Cloud Cost Management normalizes tag keys in a similar way to Datadog Metrics:
Drop leading characters that are not letters
Lowercase all characters
Replace special characters and spaces with single underscores _
Remove any trailing underscores
Reduce contiguous underscores to a single underscore
Tag keys up to 5000 characters are supported, and any characters before the first letter are dropped so that tag keys start with letters (different from Datadog Metrics)
Cloud Cost Management normalizes tag values as well, while maintaining human readable tag values for cost reporting. For example, aws_instance_family:Machine Learning ASIC Instances remains readable rather than being converted to something like machine_learning_asic_instances. The normalization follows this logic:
Convert any consecutive whitespaces to a single space
Keep all letters, marks, numbers, punctuation, and symbols
Replace any other characters with an underscore _
Tag values up to 5000 characters are supported
How tags are prioritized
A cost data row can have multiple values for the same tag key when tag values from two or more sources are combined and one is not prioritized over the other.
To resolve conflicts and mitigate this, Cloud Cost Management replaces existing tags instead of adding duplicates using the most specific source for each tag key. For example, a Kubernetes Pod tag team:shopping would take precedence and replace a Kubernetes node tag team:compute.
Sources higher in this list replace tag values from sources lower in this list, if there are conflicts:
Custom Allocation Rules
FOCUS
Service Catalog
Amazon ECS Container
Amazon ECS Task
Kubernetes Pod
Kubernetes Persistent Volume
Kubernetes Node
Host Agent
Other tag sources (such as AWS Organization tags, integration tile tags, and similar sources) can be overridden by these sources.

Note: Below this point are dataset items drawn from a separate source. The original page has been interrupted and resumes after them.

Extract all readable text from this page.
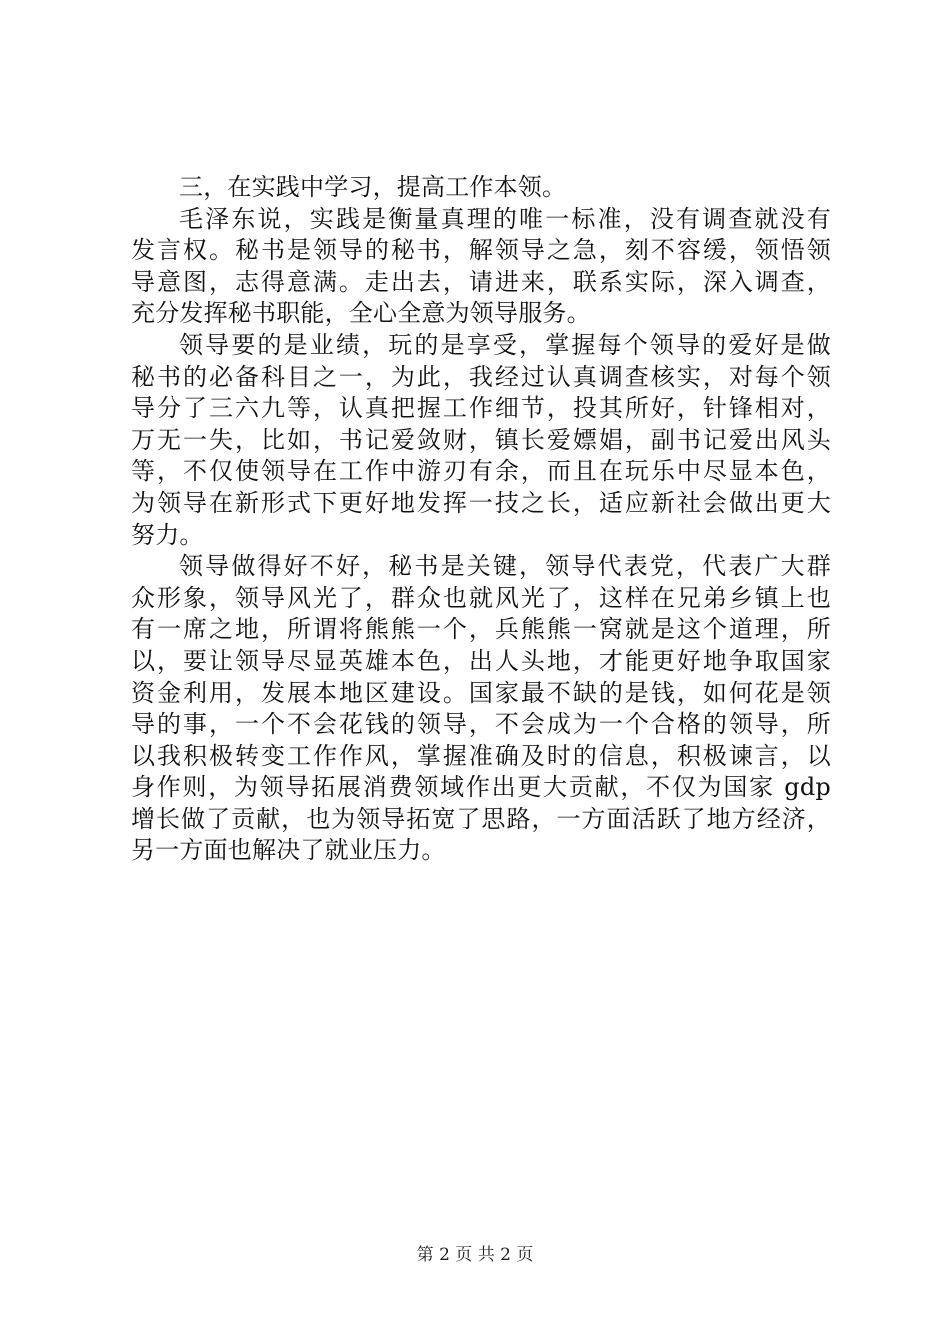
三，在实践中学习，提高工作本领。

毛泽东说，实践是衡量真理的唯一标准，没有调查就没有
发言权。秘书是领导的秘书，解领导之急，刻不容缓，领悟领
导意图，志得意满。走出去，请进来，联系实际，深入调查，
充分发挥秘书职能，全心全意为领导服务。

领导要的是业绩，玩的是享受，掌握每个领导的爱好是做
秘书的必备科目之一，为此，我经过认真调查核实，对每个领
导分了三六九等，认真把握工作细节，投其所好，针锋相对，
万无一失，比如，书记爱敛财，镇长爱嫖娼，副书记爱出风头
等，不仅使领导在工作中游刃有余，而且在玩乐中尽显本色，
为领导在新形式下更好地发挥一技之长，适应新社会做出更大
努力。

领导做得好不好，秘书是关键，领导代表党，代表广大群
众形象，领导风光了，群众也就风光了，这样在兄弟乡镇上也
有一席之地，所谓将熊熊一个，兵熊熊一窝就是这个道理，所
以，要让领导尽显英雄本色，出人头地，才能更好地争取国家
资金利用，发展本地区建设。国家最不缺的是钱，如何花是领
导的事，一个不会花钱的领导，不会成为一个合格的领导，所
以我积极转变工作作风，掌握准确及时的信息，积极谏言，以
身作则，为领导拓展消费领域作出更大贡献，不仅为国家 gdp
增长做了贡献，也为领导拓宽了思路，一方面活跃了地方经济，
另一方面也解决了就业压力。

第 2 页 共 2 页
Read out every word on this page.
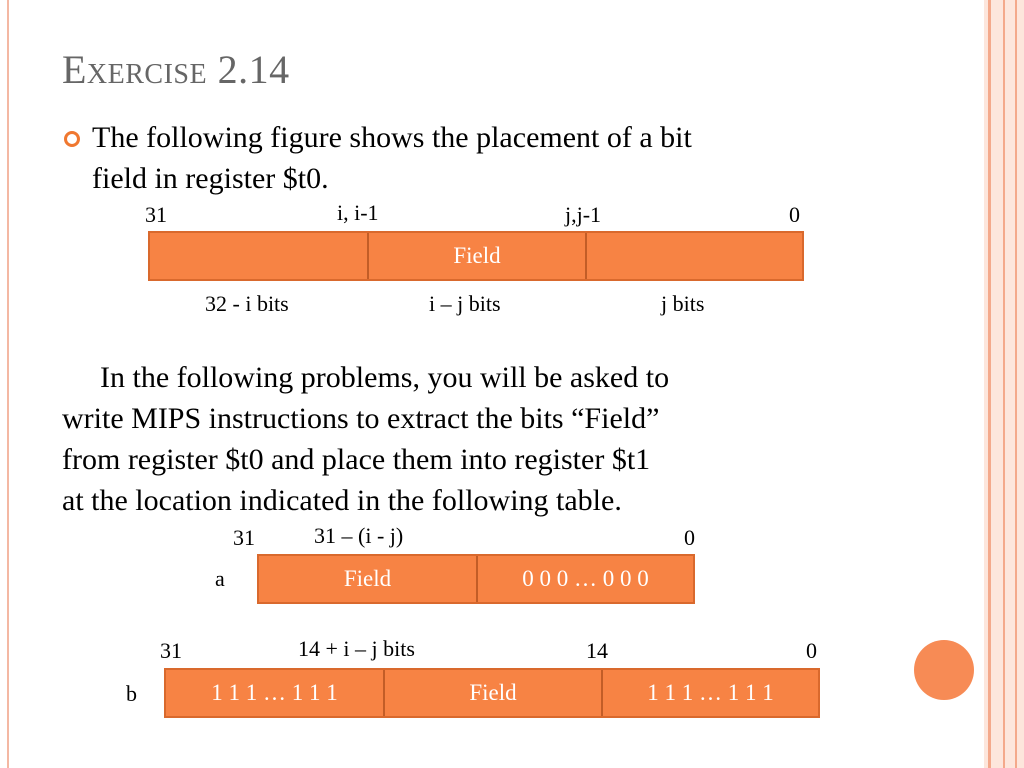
Exercise 2.14
The following figure shows the placement of a bit
field in register $t0.
31	i, i-1	j,j-1	0
Field
32 - i bits	i – j bits	j bits
In the following problems, you will be asked to
write MIPS instructions to extract the bits “Field”
from register $t0 and place them into register $t1
at the location indicated in the following table.
31	31 – (i - j)	0
a	Field	0 0 0 … 0 0 0
31	14 + i – j bits	14	0
b	1 1 1 … 1 1 1	Field	1 1 1 … 1 1 1
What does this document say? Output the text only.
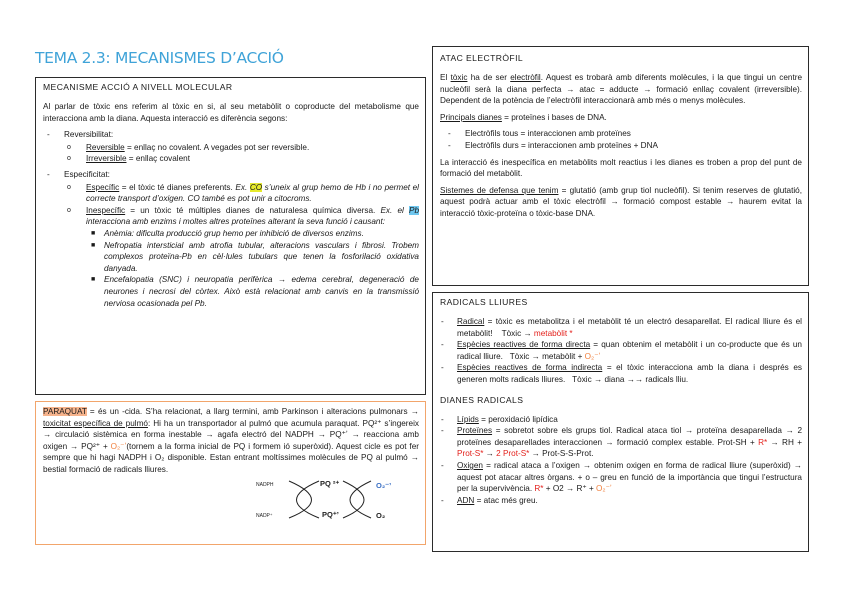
TEMA 2.3: MECANISMES D’ACCIÓ
MECANISME ACCIÓ A NIVELL MOLECULAR

Al parlar de tòxic ens referim al tòxic en si, al seu metabòlit o coproducte del metabolisme que interacciona amb la diana. Aquesta interacció es diferència segons:

- Reversibilitat:
o Reversible = enllaç no covalent. A vegades pot ser reversible.
o Irreversible = enllaç covalent
- Especificitat:
o Específic = el tòxic té dianes preferents. Ex. CO s’uneix al grup hemo de Hb i no permet el correcte transport d’oxigen. CO també es pot unir a citocroms.
o Inespecífic = un tòxic té múltiples dianes de naturalesa química diversa. Ex. el Pb interacciona amb enzims i moltes altres proteïnes alterant la seva funció i causant:
■ Anèmia: dificulta producció grup hemo per inhibició de diversos enzims.
■ Nefropatia intersticial amb atrofia tubular, alteracions vasculars i fibrosi. Trobem complexos proteïna-Pb en cèl·lules tubulars que tenen la fosforilació oxidativa danyada.
■ Encefalopatia (SNC) i neuropatia perifèrica → edema cerebral, degeneració de neurones i necrosi del còrtex. Això està relacionat amb canvis en la transmissió nerviosa ocasionada pel Pb.

PARAQUAT = és un -cida. S’ha relacionat, a llarg termini, amb Parkinson i alteracions pulmonars → toxicitat específica de pulmó: Hi ha un transportador al pulmó que acumula paraquat. PQ²⁺ s’ingereix → circulació sistèmica en forma inestable → agafa electró del NADPH → PQ⁺ʼ → reacciona amb oxigen → PQ²⁺ + O₂⁻ʼ(tornem a la forma inicial de PQ i formem ió superòxid). Aquest cicle es pot fer sempre que hi hagi NADPH i O₂ disponible. Estan entrant moltíssimes molècules de PQ al pulmó → bestial formació de radicals lliures.

NADPH
NADP⁺
PQ ²⁺
PQ⁺ʼ
O₂⁻ʼ
O₂
ATAC ELECTRÒFIL

El tòxic ha de ser electròfil. Aquest es trobarà amb diferents molècules, i la que tingui un centre nucleòfil serà la diana perfecta → atac = adducte → formació enllaç covalent (irreversible). Dependent de la potència de l’electròfil interaccionarà amb més o menys molècules.

Principals dianes = proteïnes i bases de DNA.

- Electròfils tous = interaccionen amb proteïnes
- Electròfils durs = interaccionen amb proteïnes + DNA

La interacció és inespecífica en metabòlits molt reactius i les dianes es troben a prop del punt de formació del metabòlit.

Sistemes de defensa que tenim = glutatió (amb grup tiol nucleòfil). Si tenim reserves de glutatió, aquest podrà actuar amb el tòxic electròfil → formació compost estable → haurem evitat la interacció tòxic-proteïna o tòxic-base DNA.

RADICALS LLIURES
- Radical = tòxic es metabolitza i el metabòlit té un electró desaparellat. El radical lliure és el metabòlit! Tòxic → metabòlit *
- Espècies reactives de forma directa = quan obtenim el metabòlit i un co-producte que és un radical lliure. Tòxic → metabòlit + O₂⁻ʼ
- Espècies reactives de forma indirecta = el tòxic interacciona amb la diana i després es generen molts radicals lliures. Tòxic → diana →→ radicals lliu.
DIANES RADICALS
- Lípids = peroxidació lipídica
- Proteïnes = sobretot sobre els grups tiol. Radical ataca tiol → proteïna desaparellada → 2 proteïnes desaparellades interaccionen → formació complex estable. Prot-SH + R* → RH + Prot-S* → 2 Prot-S* → Prot-S-S-Prot.
- Oxigen = radical ataca a l’oxigen → obtenim oxigen en forma de radical lliure (superòxid) → aquest pot atacar altres òrgans. + o – greu en funció de la importància que tingui l’estructura per la supervivència. R* + O2 → R⁺ + O₂⁻ʼ
- ADN = atac més greu.
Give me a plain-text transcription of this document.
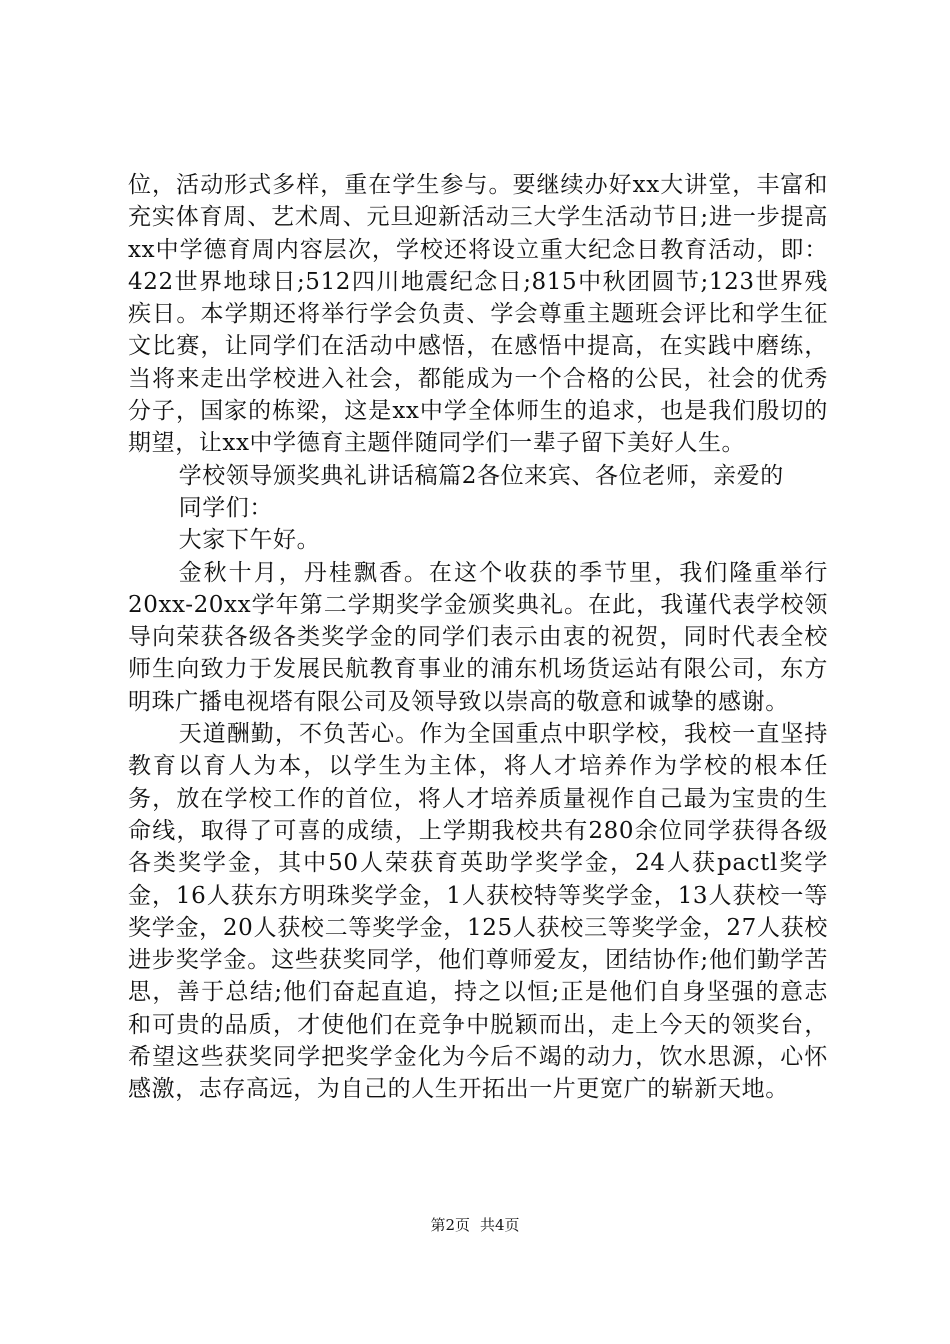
位，活动形式多样，重在学生参与。要继续办好xx大讲堂，丰富和充实体育周、艺术周、元旦迎新活动三大学生活动节日;进一步提高xx中学德育周内容层次，学校还将设立重大纪念日教育活动，即：422世界地球日;512四川地震纪念日;815中秋团圆节;123世界残疾日。本学期还将举行学会负责、学会尊重主题班会评比和学生征文比赛，让同学们在活动中感悟，在感悟中提高，在实践中磨练，当将来走出学校进入社会，都能成为一个合格的公民，社会的优秀分子，国家的栋梁，这是xx中学全体师生的追求，也是我们殷切的期望，让xx中学德育主题伴随同学们一辈子留下美好人生。

学校领导颁奖典礼讲话稿篇2各位来宾、各位老师，亲爱的

同学们：

大家下午好。

金秋十月，丹桂飘香。在这个收获的季节里，我们隆重举行20xx-20xx学年第二学期奖学金颁奖典礼。在此，我谨代表学校领导向荣获各级各类奖学金的同学们表示由衷的祝贺，同时代表全校师生向致力于发展民航教育事业的浦东机场货运站有限公司，东方明珠广播电视塔有限公司及领导致以崇高的敬意和诚挚的感谢。

天道酬勤，不负苦心。作为全国重点中职学校，我校一直坚持教育以育人为本，以学生为主体，将人才培养作为学校的根本任务，放在学校工作的首位，将人才培养质量视作自己最为宝贵的生命线，取得了可喜的成绩，上学期我校共有280余位同学获得各级各类奖学金，其中50人荣获育英助学奖学金，24人获pactl奖学金，16人获东方明珠奖学金，1人获校特等奖学金，13人获校一等奖学金，20人获校二等奖学金，125人获校三等奖学金，27人获校进步奖学金。这些获奖同学，他们尊师爱友，团结协作;他们勤学苦思，善于总结;他们奋起直追，持之以恒;正是他们自身坚强的意志和可贵的品质，才使他们在竞争中脱颖而出，走上今天的领奖台，希望这些获奖同学把奖学金化为今后不竭的动力，饮水思源，心怀感激，志存高远，为自己的人生开拓出一片更宽广的崭新天地。

第2页 共4页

Bill columns and FOCUS columns are reserved and cannot be overridden by any source. Tag Pipelines add new tags but do not override existing tags.
Improving tagging
Understand what tags exist - Use the Tag Explorer to discover which tags are already available in your cost data.
Identify gaps in cost allocation - In the Explorer, group by any tag to see the cost allocated to that tag, or unallocated (which is displayed as N/A). Make sure to have “Container Allocated” enabled so that you are looking at a cost allocation that includes tags on pods.
Split up shared costs - Use Custom Allocation Rules to split and assign shared costs back to teams, services, and more. You can use observability data to split costs accurately based on infrastructure usage.
Address missing or incorrect tags - Use Tag Pipelines to alias tags, or create a new tag, for incorrect tagging. For example, if your organization wants to use the standard application tag key, but teams use variations (like app, webapp, or apps), you can consolidate those tags to become application for more accurate cost reporting.
Add new tags - Use Tag Pipelines to automatically create new inferred tags that align with specific business logic, such as a business-unit tag based on team structure.